Another Cas12f family member, UnCas12f, shows minimal gene-editing activity when assayed in mammalian cells44. Systematic gRNA engineering has led to ge4.1, which, when complexed with wild-type UnCas12f, delivers significantly enhanced gene-editing activity44. In a separate work, researchers carried out structure-guided protein engineering and obtained a variant, namely CasMINI, that increases DNA-binding and cleavage activity of the UnCas12f system43. We therefore tested UnCas12f and CasMINI in combination with the engineered gRNA scaffold. We observed 1.3- to 6.2-fold more indels with CasMINI than wild-type UnCas12f when paired with ge4.1 (Fig. 2a, Supplementary Fig. 7f), confirming that the engineered gRNA scaffold is broadly compatible with UnCas12f and its derivatives.

We compared our engineered AsCas12fs with UnCas12f-ge4.1 and CasMINI-ge4.1 across 17 genomic loci. The side-by-side comparison is possible because both AsCas12f and UnCas12f recognize T-rich PAMs. enAsCas12f generated 41.4±16.6% indels at 17 targets, higher than indel rates delivered by UnCas12f-ge4.1 (15.2±12.0%) and CasMINI-ge4.1 (36.8±22.8%, Fig. 2ab). In particular, enAsCas12f beat UnCas12f-ge4.1 at all times and outperformed CasMINI-ge4.1 at 10 of 17 target sites (Fig. 2a, b). Notably, CasMINI exhibited more scattered indel levels than enAsCas12f (Fig. 2a, b, Supplementary Fig. 7ac), likely indicating a stronger context dependence.

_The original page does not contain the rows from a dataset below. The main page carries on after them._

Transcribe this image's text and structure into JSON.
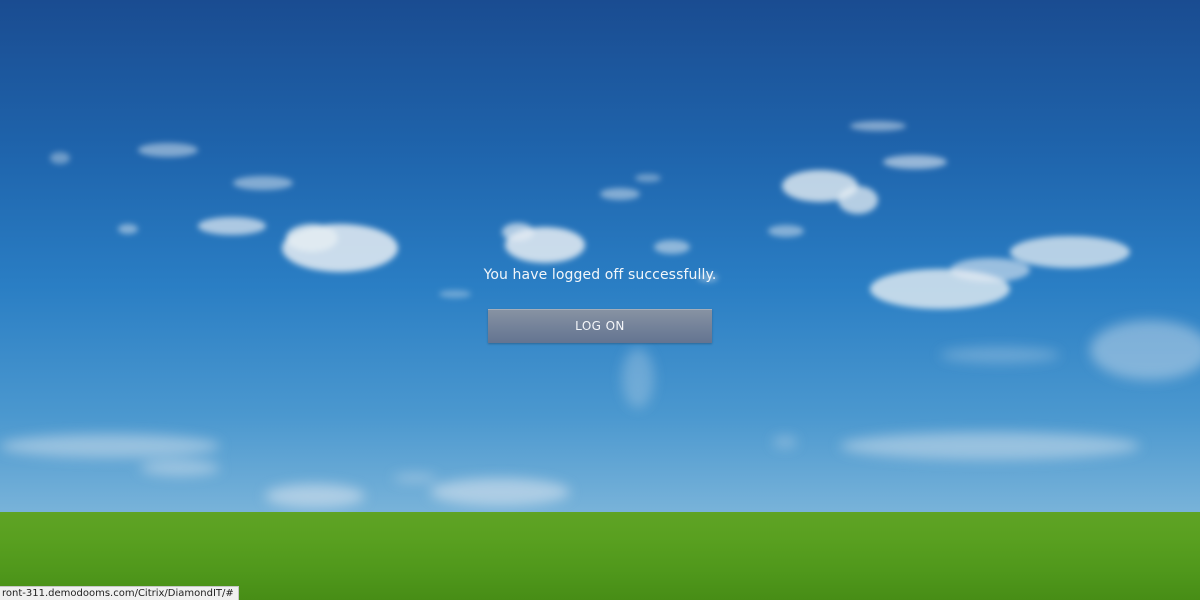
{
  "logoff": {
    "message": "You have logged off successfully.",
    "button_label": "LOG ON"
  },
  "status_bar": {
    "url": "ront-311.demodooms.com/Citrix/DiamondIT/#"
  },
  "colors": {
    "sky_top": "#1a4c91",
    "sky_bottom": "#7cb5da",
    "grass": "#59a020",
    "button": "#75839a"
  }
}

We also compared enAsCas12f with two commonly used Cas proteins, AsCas12a and SpCas9. AsCas12a recognizes T-rich PAMs located upstream of the protospacer. We therefore assayed AsCas12a-mediated indel formation directly at target sites designed for AsCas12f. AsCas12a generated 12.2±9.4% indels across 17 target sites, defeated by enAsCas12f in all cases (Fig. 2d, Supplementary Fig. 8a). SpCas9 recognizes 5’-NGG PAMs at the 3’ end of target sites. We selected five loci that carry 5’-NGG PAMs among the 17 loci and designed three additional spacers for SpCas9 that recognize sites adjacent to those targeted by enAsCas12f. SpCas9 showed activity comparable to or higher than that of enAsCas12f at all eight target sites (62.2±10.0% indels, Fig. 2e, Supplementary Fig. 8b).

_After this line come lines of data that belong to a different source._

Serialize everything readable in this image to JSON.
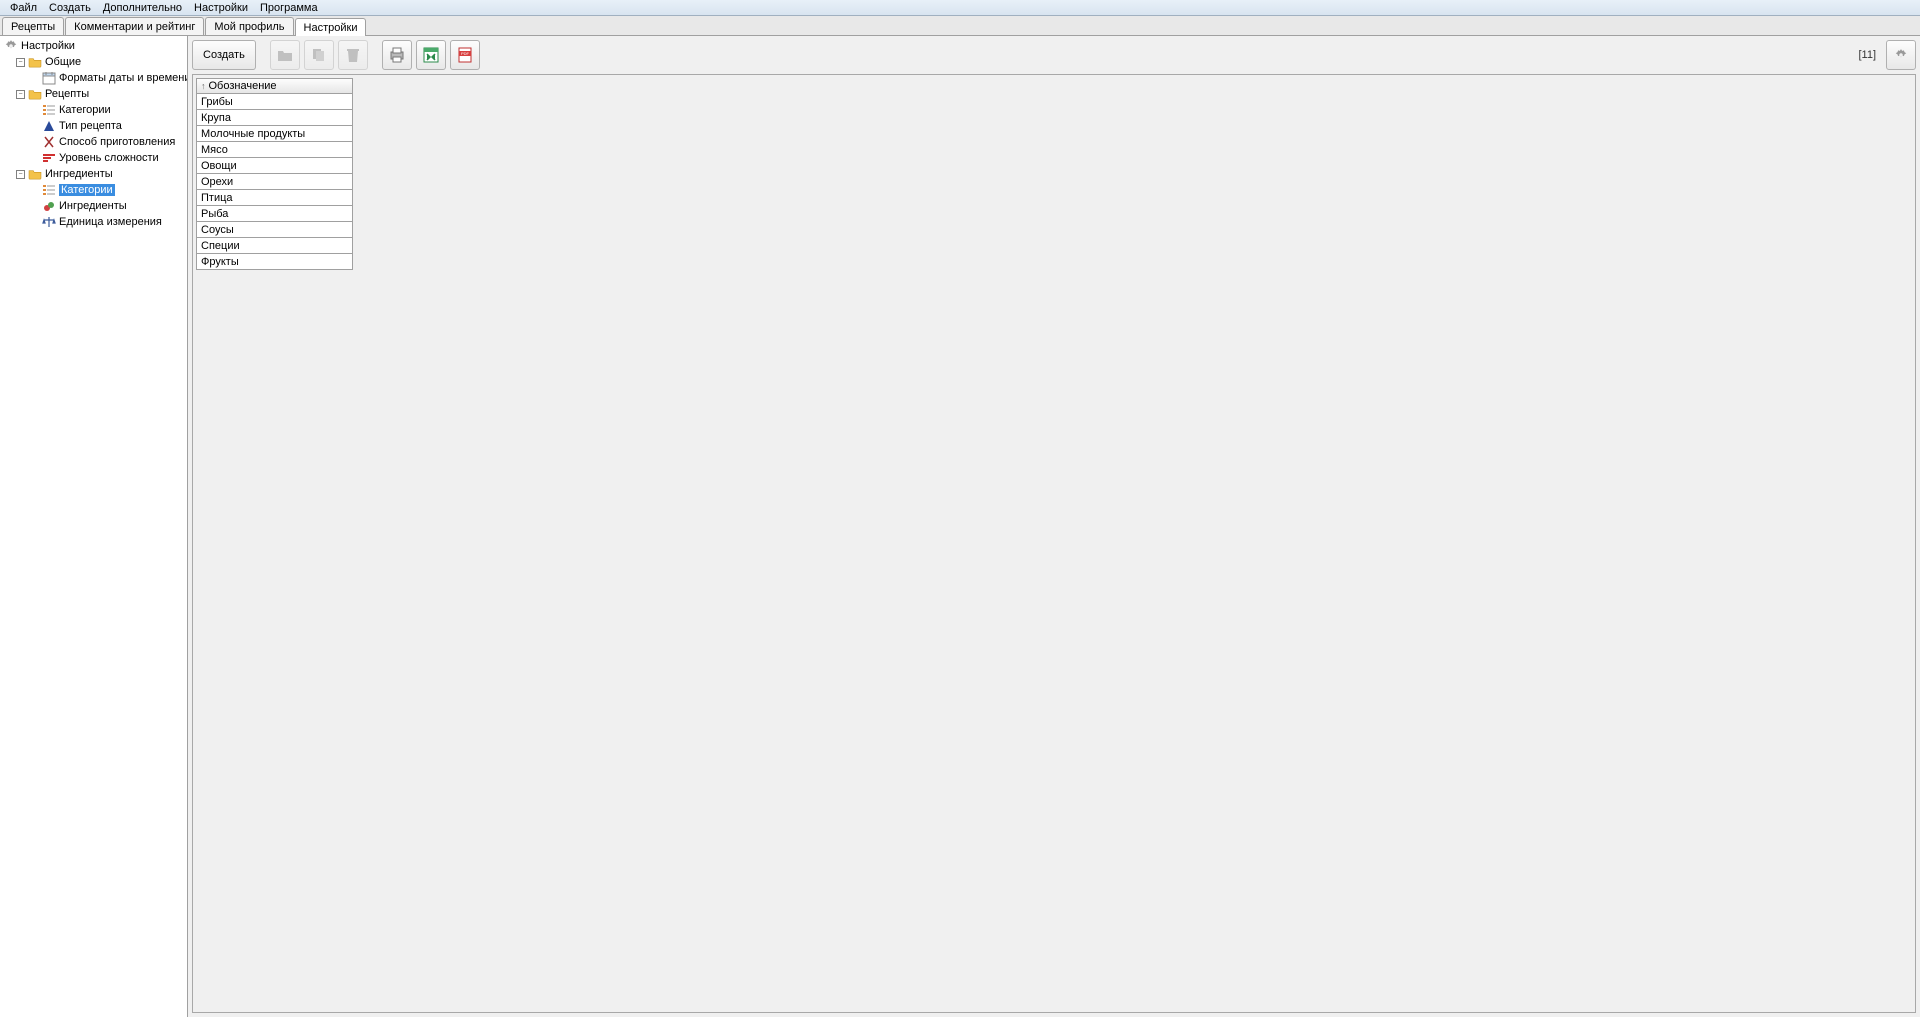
{
  "menu": {
    "file": "Файл",
    "create": "Создать",
    "additional": "Дополнительно",
    "settings": "Настройки",
    "program": "Программа"
  },
  "tabs": {
    "recipes": "Рецепты",
    "comments": "Комментарии и рейтинг",
    "profile": "Мой профиль",
    "settings": "Настройки"
  },
  "tree": {
    "root": "Настройки",
    "general": "Общие",
    "general_date": "Форматы даты и времени",
    "recipes": "Рецепты",
    "recipes_categories": "Категории",
    "recipes_type": "Тип рецепта",
    "recipes_method": "Способ приготовления",
    "recipes_level": "Уровень сложности",
    "ingredients": "Ингредиенты",
    "ingredients_categories": "Категории",
    "ingredients_list": "Ингредиенты",
    "ingredients_unit": "Единица измерения"
  },
  "toolbar": {
    "create": "Создать",
    "count": "[11]"
  },
  "table": {
    "header": "Обозначение",
    "rows": [
      "Грибы",
      "Крупа",
      "Молочные продукты",
      "Мясо",
      "Овощи",
      "Орехи",
      "Птица",
      "Рыба",
      "Соусы",
      "Специи",
      "Фрукты"
    ]
  }
}
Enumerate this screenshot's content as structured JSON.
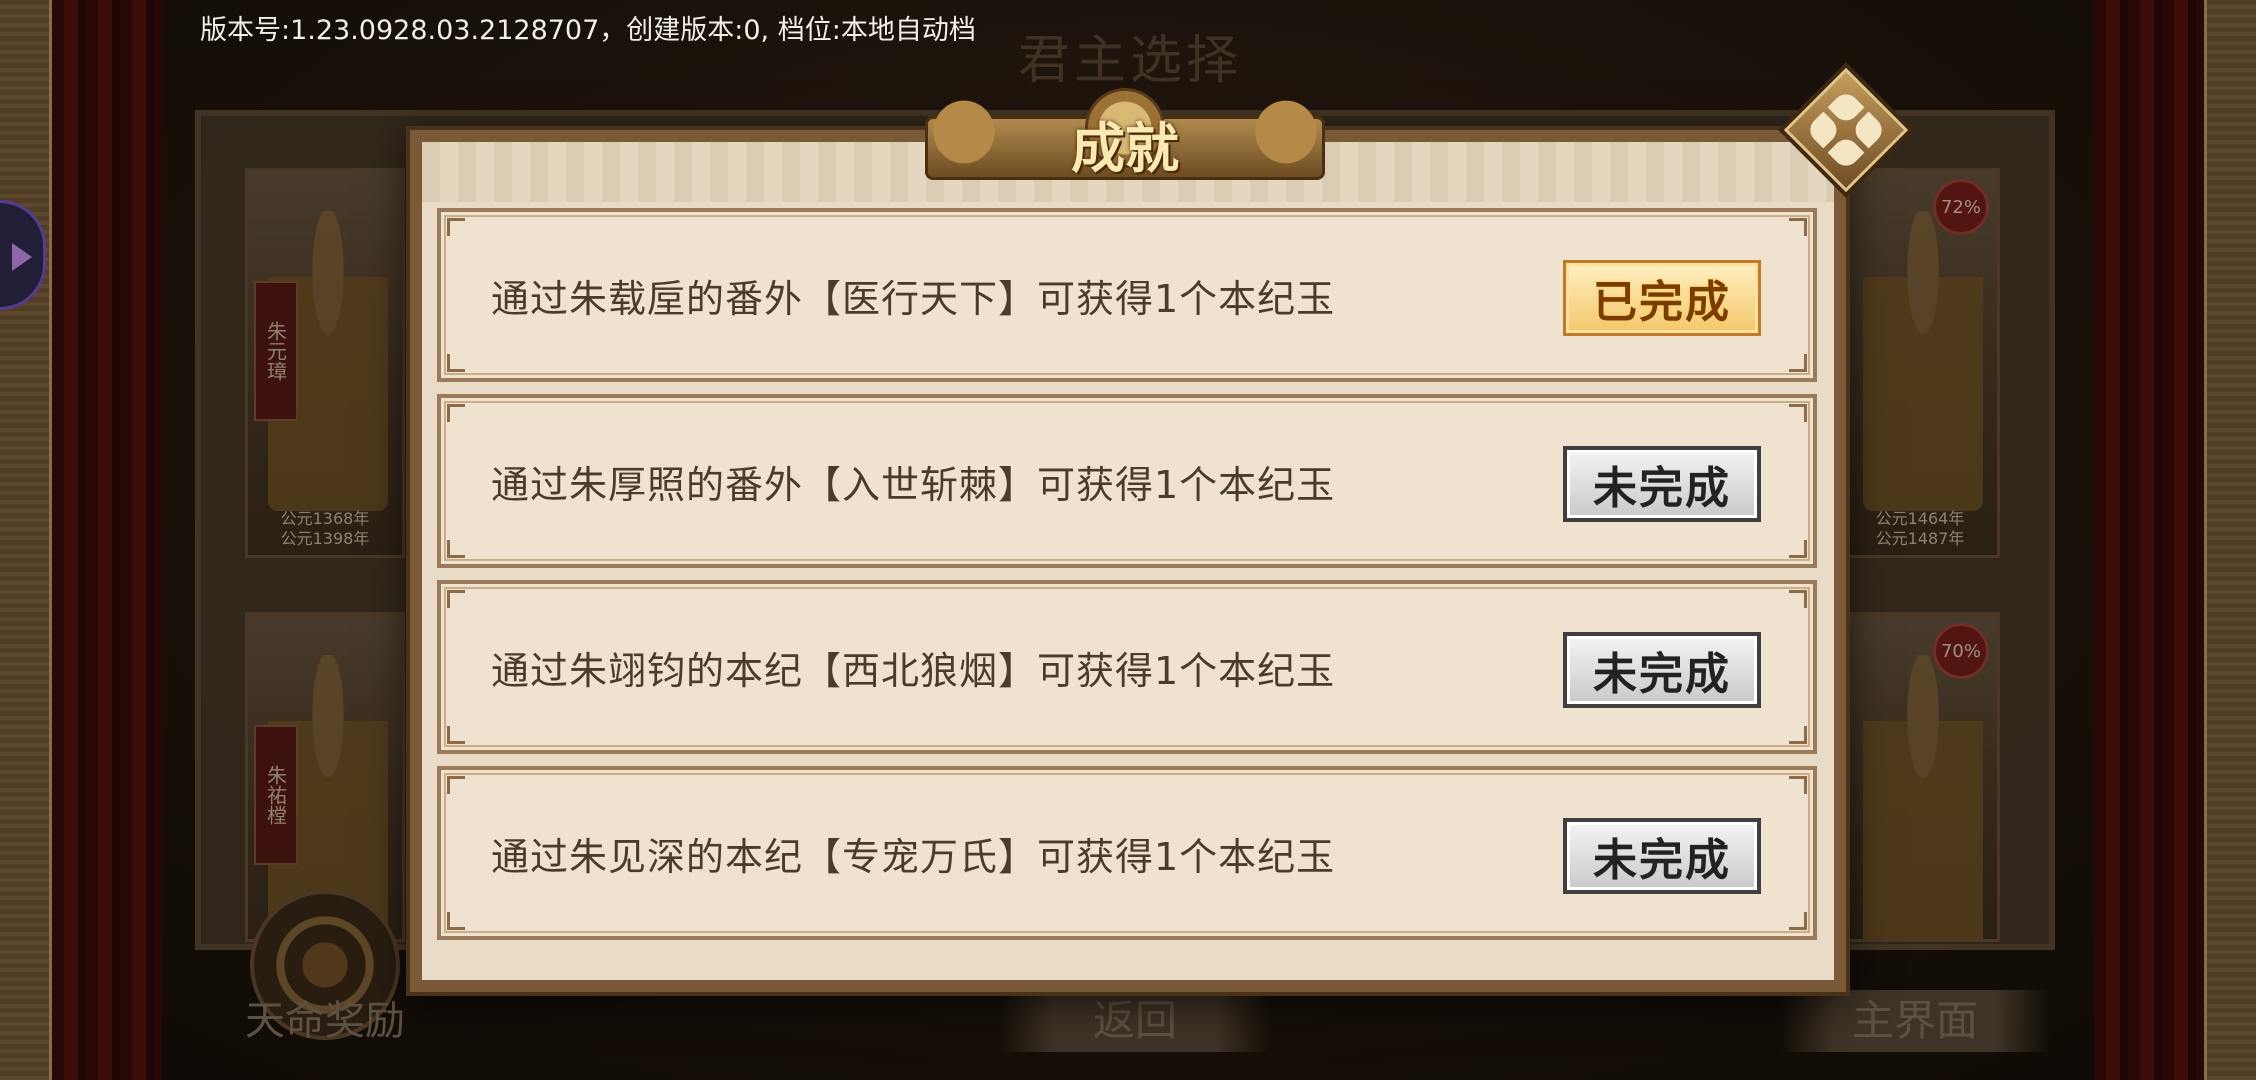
{
  "version_info": "版本号:1.23.0928.03.2128707，创建版本:0, 档位:本地自动档",
  "background": {
    "title": "君主选择",
    "characters": [
      {
        "name": "朱元璋",
        "years": [
          "公元1368年",
          "公元1398年"
        ],
        "percent": ""
      },
      {
        "name": "",
        "years": [
          "公元1464年",
          "公元1487年"
        ],
        "percent": "72%"
      },
      {
        "name": "朱祐樘",
        "years": [],
        "percent": ""
      },
      {
        "name": "",
        "years": [],
        "percent": "70%"
      }
    ],
    "return_label": "返回",
    "main_label": "主界面",
    "reward_label": "天命奖励"
  },
  "modal": {
    "title": "成就",
    "achievements": [
      {
        "text": "通过朱载垕的番外【医行天下】可获得1个本纪玉",
        "status": "已完成",
        "completed": true
      },
      {
        "text": "通过朱厚照的番外【入世斩棘】可获得1个本纪玉",
        "status": "未完成",
        "completed": false
      },
      {
        "text": "通过朱翊钧的本纪【西北狼烟】可获得1个本纪玉",
        "status": "未完成",
        "completed": false
      },
      {
        "text": "通过朱见深的本纪【专宠万氏】可获得1个本纪玉",
        "status": "未完成",
        "completed": false
      }
    ]
  },
  "colors": {
    "modal_bg": "#e9dcc6",
    "frame": "#7a5a36",
    "done_accent": "#f3c76a",
    "todo_accent": "#c9c9c9"
  },
  "icons": {
    "close": "close-flower-icon",
    "side_tab": "chevron-right-icon",
    "reward": "reward-emblem-icon"
  }
}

Cas12f systems have recently been repurposed for base editing, transcription repression and activation43, 45, 50, 51, offering a versatile toolbox for genome engineering. However, transcription activation of endogenous genes using AsCas12f has not been reported. To this end, we constructed CRISPR activation (CRISPRa) systems by fusing a transcription activator complex VP64-p65-Rta (VPR)52 to dead AsCas12f variants (D225A) (Supplementary Fig. 8c) and compared them with previously established dCas9- and dCas12a-based CRISPRa systems at three genomic loci. Wild-type AsCas12f modestly activated transcription of HBB in HEK293T cells, but was unable to do so to HBG and IL1RN. In comparison, enAsCas12f increased transcription of all three genes by 2- to 23-fold. Meanwhile, AsCas12a gave rise to >100-fold activation of IL1RN and HBB, and SpCas9 led to >1,000-fold activation of all three genes (Supplementary Fig. 8d). The moderate gene activation capability observed for AsCas12f in our CRISPRa assays may be due to suboptimal protein fusion strategies, which could impede dimerization and/or DNA binding of AsCas12f. Note that we directly used spacer sequences previously reported for CasMINI43 in our assays for AsCas12a and enAsCas12f. Spacer screening, which is often necessary to achieve optimal transcription activation, may improve the performance of AsCas12a and enAsCas12f in CRISPRa experiments.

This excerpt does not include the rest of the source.